Reaching New Shores with Modern Separation Logic

With my thesis, I will present a line of work that focuses on the weak spots of modern separation logic. Concretely, in the context of the separation logic framework Iris, I will target two broader areas, *step-indexing* and *automation*. Step-indexing is a powerful technique for recursive definitions that is crucial for handling many of the more advanced features of modern languages. But if one does not closely follow the path laid out by its inventors, perfectly natural proof strategies turn into dead ends. Automation, on the other hand, is important for reducing the overhead of verification, which is all too often preventing verification from scaling to larger code bases.

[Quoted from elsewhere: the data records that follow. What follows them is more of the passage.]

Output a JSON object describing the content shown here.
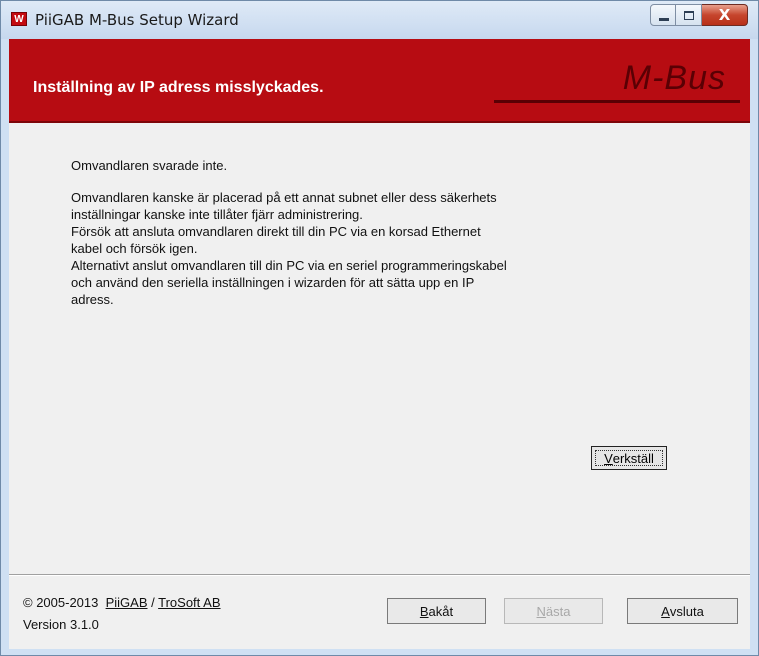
{
  "window": {
    "app_icon_letter": "W",
    "title": "PiiGAB M-Bus Setup Wizard",
    "controls": {
      "minimize": "",
      "maximize": "",
      "close": "X"
    }
  },
  "header": {
    "title": "Inställning av IP adress misslyckades.",
    "logo": "M-Bus"
  },
  "message": {
    "line1": "Omvandlaren svarade inte.",
    "paragraph": [
      "Omvandlaren kanske är placerad på ett annat subnet eller dess säkerhets",
      "inställningar kanske inte tillåter fjärr administrering.",
      "Försök att ansluta omvandlaren direkt till din PC via en korsad Ethernet",
      "kabel och försök igen.",
      "Alternativt anslut omvandlaren till din PC via en seriel programmeringskabel",
      "och använd den seriella inställningen i wizarden för att sätta upp en IP",
      "adress."
    ]
  },
  "apply_button": {
    "mnemonic": "V",
    "rest": "erkställ"
  },
  "footer": {
    "copyright": "© 2005-2013",
    "link1": "PiiGAB",
    "sep": "/",
    "link2": "TroSoft AB",
    "version": "Version 3.1.0"
  },
  "buttons": {
    "back": {
      "mnemonic": "B",
      "rest": "akåt"
    },
    "next": {
      "mnemonic": "N",
      "rest": "ästa",
      "disabled": true
    },
    "exit": {
      "mnemonic": "A",
      "rest": "vsluta"
    }
  }
}
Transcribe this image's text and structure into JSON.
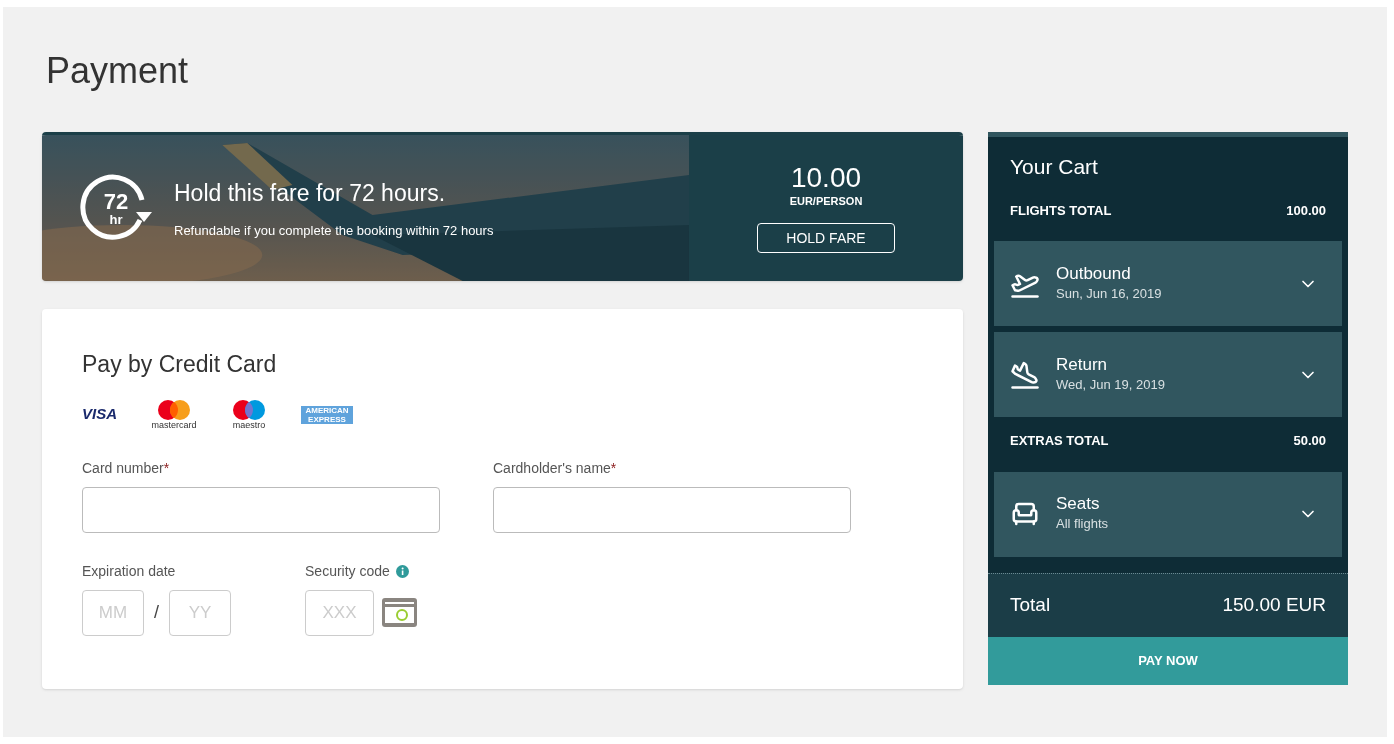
{
  "title": "Payment",
  "hold": {
    "icon_number": "72",
    "icon_unit": "hr",
    "heading": "Hold this fare for 72 hours.",
    "subtext": "Refundable if you complete the booking within 72 hours",
    "price": "10.00",
    "price_unit": "EUR/PERSON",
    "button": "HOLD FARE"
  },
  "payment": {
    "heading": "Pay by Credit Card",
    "card_brands": [
      {
        "kind": "visa",
        "label": "VISA"
      },
      {
        "kind": "mastercard",
        "label": "mastercard"
      },
      {
        "kind": "maestro",
        "label": "maestro"
      },
      {
        "kind": "amex",
        "label": "AMERICAN EXPRESS"
      }
    ],
    "card_number": {
      "label": "Card number",
      "required_mark": "*"
    },
    "cardholder": {
      "label": "Cardholder's name",
      "required_mark": "*"
    },
    "expiration": {
      "label": "Expiration date",
      "month_placeholder": "MM",
      "separator": "/",
      "year_placeholder": "YY"
    },
    "security": {
      "label": "Security code",
      "placeholder": "XXX"
    }
  },
  "cart": {
    "title": "Your Cart",
    "sections": [
      {
        "label": "FLIGHTS TOTAL",
        "amount": "100.00",
        "items": [
          {
            "kind": "departure",
            "title": "Outbound",
            "subtitle": "Sun, Jun 16, 2019",
            "expanded": false
          },
          {
            "kind": "arrival",
            "title": "Return",
            "subtitle": "Wed, Jun 19, 2019",
            "expanded": false
          }
        ]
      },
      {
        "label": "EXTRAS TOTAL",
        "amount": "50.00",
        "items": [
          {
            "kind": "seat",
            "title": "Seats",
            "subtitle": "All flights",
            "expanded": false
          }
        ]
      }
    ],
    "total_label": "Total",
    "total_amount": "150.00 EUR",
    "pay_button": "PAY NOW"
  }
}
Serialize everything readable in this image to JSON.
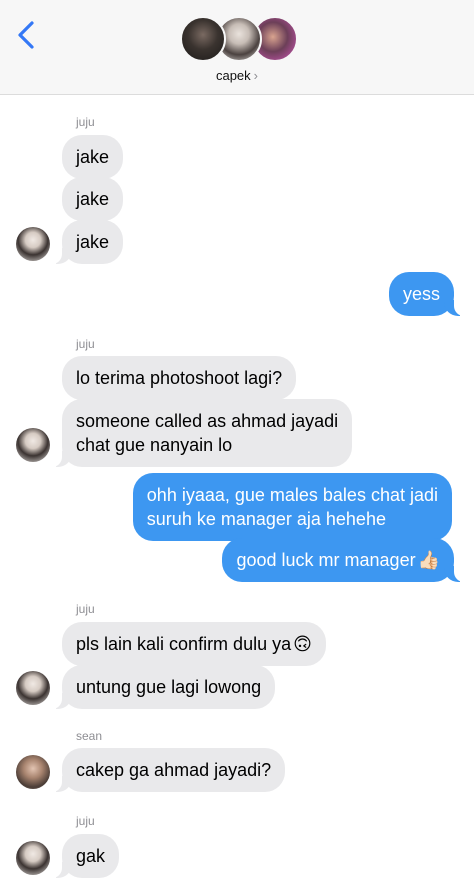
{
  "header": {
    "group_name": "capek",
    "chevron": "›",
    "icons": [
      "back-chevron-icon",
      "group-avatar-stack"
    ]
  },
  "colors": {
    "incoming_bubble": "#e9e9eb",
    "outgoing_bubble": "#3d97f1",
    "accent": "#3478f6"
  },
  "messages": {
    "s1": "juju",
    "m1": "jake",
    "m2": "jake",
    "m3": "jake",
    "m4": "yess",
    "s2": "juju",
    "m5": "lo terima photoshoot lagi?",
    "m6a": "someone called as ahmad jayadi",
    "m6b": "chat gue nanyain lo",
    "m7a": "ohh iyaaa, gue males bales chat jadi",
    "m7b": "suruh ke manager aja hehehe",
    "m8": "good luck mr manager",
    "m8_emoji": "👍🏻",
    "s3": "juju",
    "m9": "pls lain kali confirm dulu ya",
    "m9_emoji": "🙃",
    "m10": "untung gue lagi lowong",
    "s4": "sean",
    "m11": "cakep ga ahmad jayadi?",
    "s5": "juju",
    "m12": "gak"
  }
}
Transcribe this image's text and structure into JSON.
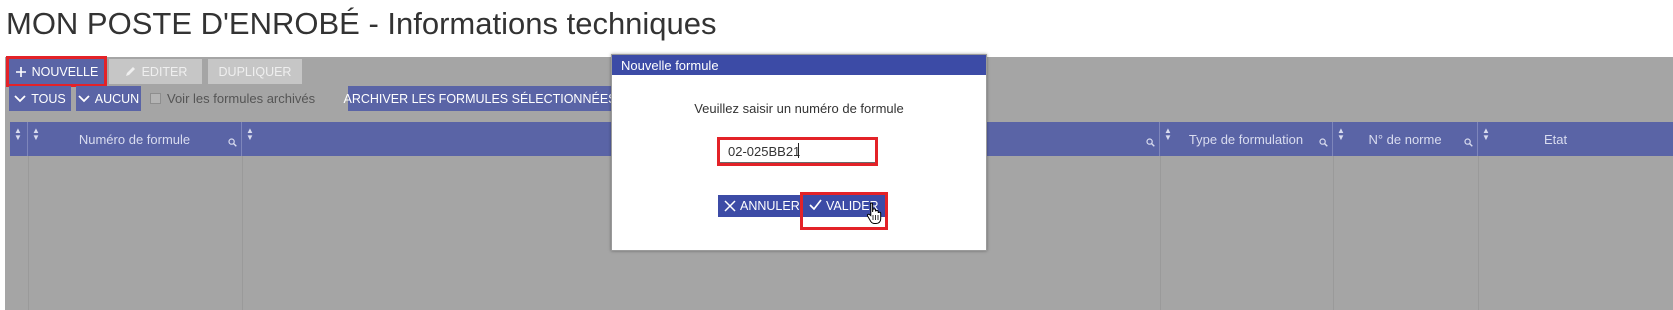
{
  "page": {
    "title": "MON POSTE D'ENROBÉ - Informations techniques"
  },
  "toolbar": {
    "new_label": "NOUVELLE",
    "edit_label": "EDITER",
    "duplicate_label": "DUPLIQUER",
    "all_label": "TOUS",
    "none_label": "AUCUN",
    "show_archived_label": "Voir les formules archivés",
    "archive_selected_label": "ARCHIVER LES FORMULES SÉLECTIONNÉES"
  },
  "table": {
    "columns": [
      "Numéro de formule",
      "",
      "Type de formulation",
      "N° de norme",
      "Etat"
    ]
  },
  "dialog": {
    "title": "Nouvelle formule",
    "message": "Veuillez saisir un numéro de formule",
    "input_value": "02-025BB21",
    "cancel_label": "ANNULER",
    "validate_label": "VALIDER"
  },
  "colors": {
    "accent": "#5a64a6",
    "dialog_accent": "#3c4ba6",
    "highlight": "#e32228",
    "overlay": "#a5a5a5"
  },
  "icons": [
    "plus-icon",
    "pencil-icon",
    "chevron-down-icon",
    "sort-icon",
    "search-icon",
    "close-icon",
    "check-icon",
    "hand-cursor-icon"
  ]
}
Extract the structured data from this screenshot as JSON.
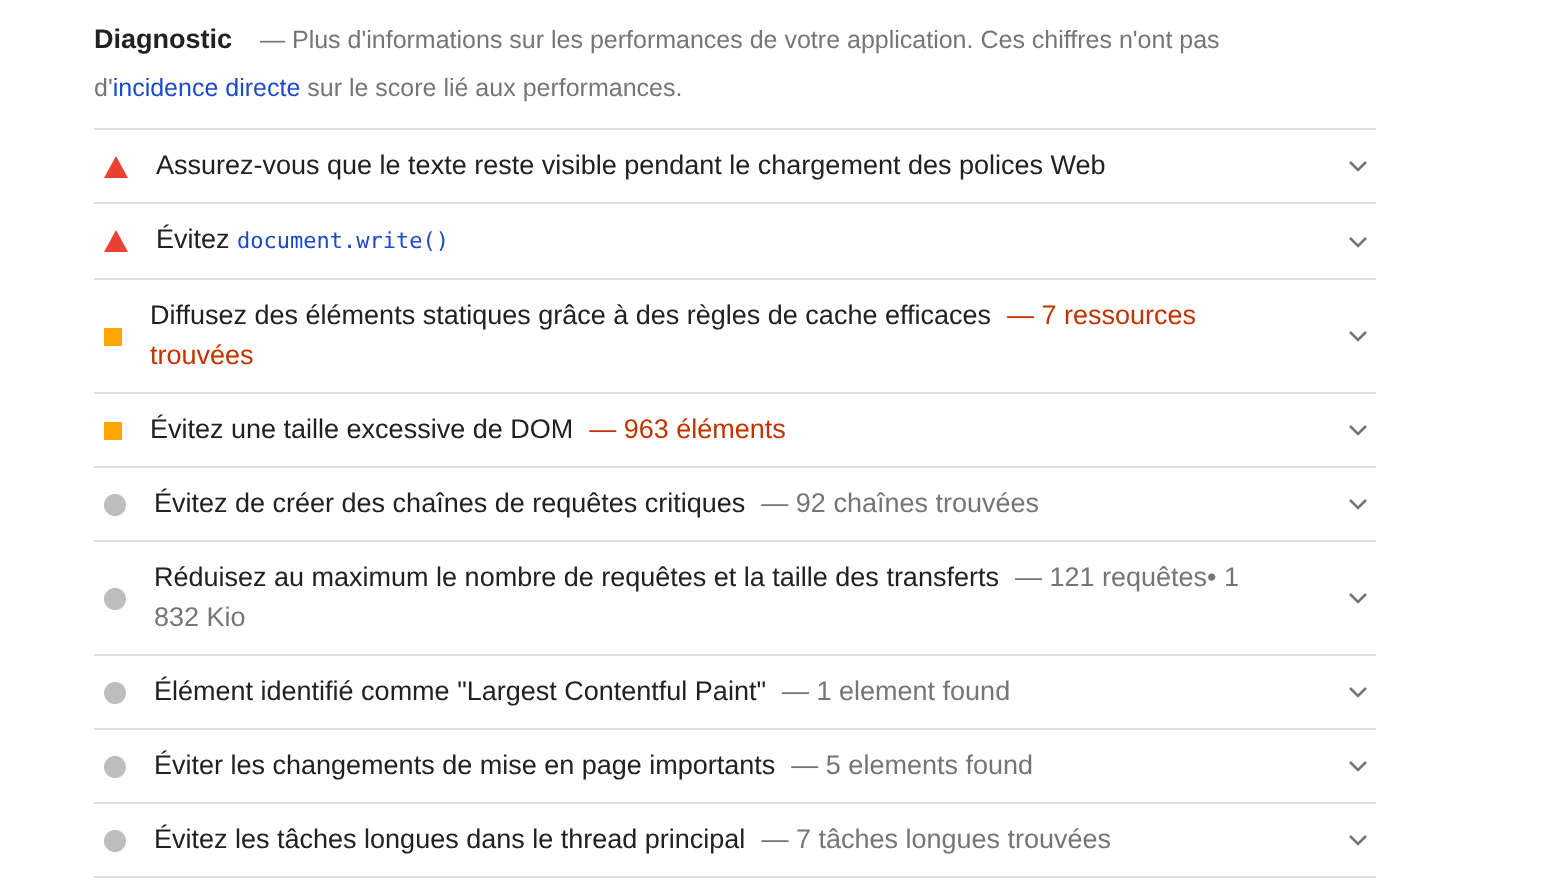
{
  "section": {
    "title": "Diagnostic",
    "description_before": "— Plus d'informations sur les performances de votre application. Ces chiffres n'ont pas d'",
    "link": "incidence directe",
    "description_after": " sur le score lié aux performances."
  },
  "audits": [
    {
      "kind": "fail",
      "title": "Assurez-vous que le texte reste visible pendant le chargement des polices Web"
    },
    {
      "kind": "fail",
      "title": "Évitez ",
      "code": "document.write()"
    },
    {
      "kind": "average",
      "title": "Diffusez des éléments statiques grâce à des règles de cache efficaces",
      "detail": "— 7 ressources trouvées"
    },
    {
      "kind": "average",
      "title": "Évitez une taille excessive de DOM",
      "detail": "— 963 éléments"
    },
    {
      "kind": "info",
      "title": "Évitez de créer des chaînes de requêtes critiques",
      "detail": "— 92 chaînes trouvées"
    },
    {
      "kind": "info",
      "title": "Réduisez au maximum le nombre de requêtes et la taille des transferts",
      "detail": "— 121 requêtes• 1 832 Kio"
    },
    {
      "kind": "info",
      "title": "Élément identifié comme \"Largest Contentful Paint\"",
      "detail": "— 1 element found"
    },
    {
      "kind": "info",
      "title": "Éviter les changements de mise en page importants",
      "detail": "— 5 elements found"
    },
    {
      "kind": "info",
      "title": "Évitez les tâches longues dans le thread principal",
      "detail": "— 7 tâches longues trouvées"
    }
  ]
}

Regarding step-indexing, the thesis will present two projects, Transfinite Iris and Later Credits. Transfinite Iris shows how to generalize step-indexing—which traditionally applies only to safety properties—to proving liveness properties. Later Credits leverage separation logic to develop an amortized form of step-indexing that enables more flexible proof patterns. Regarding automation, the thesis will present Quiver and, potentially, Daenerys. Quiver introduces a new form of guided specification inference to reduce the specification overhead of separation logic verification. Daenerys brings heap-dependent assertions—logic-level assertions containing program-level expressions—to separation logic. Unlike traditional separation-logic assertions about programs, these heap-dependent assertions validate first-order reasoning principles thus laying the groundwork for SMT-solver based automation.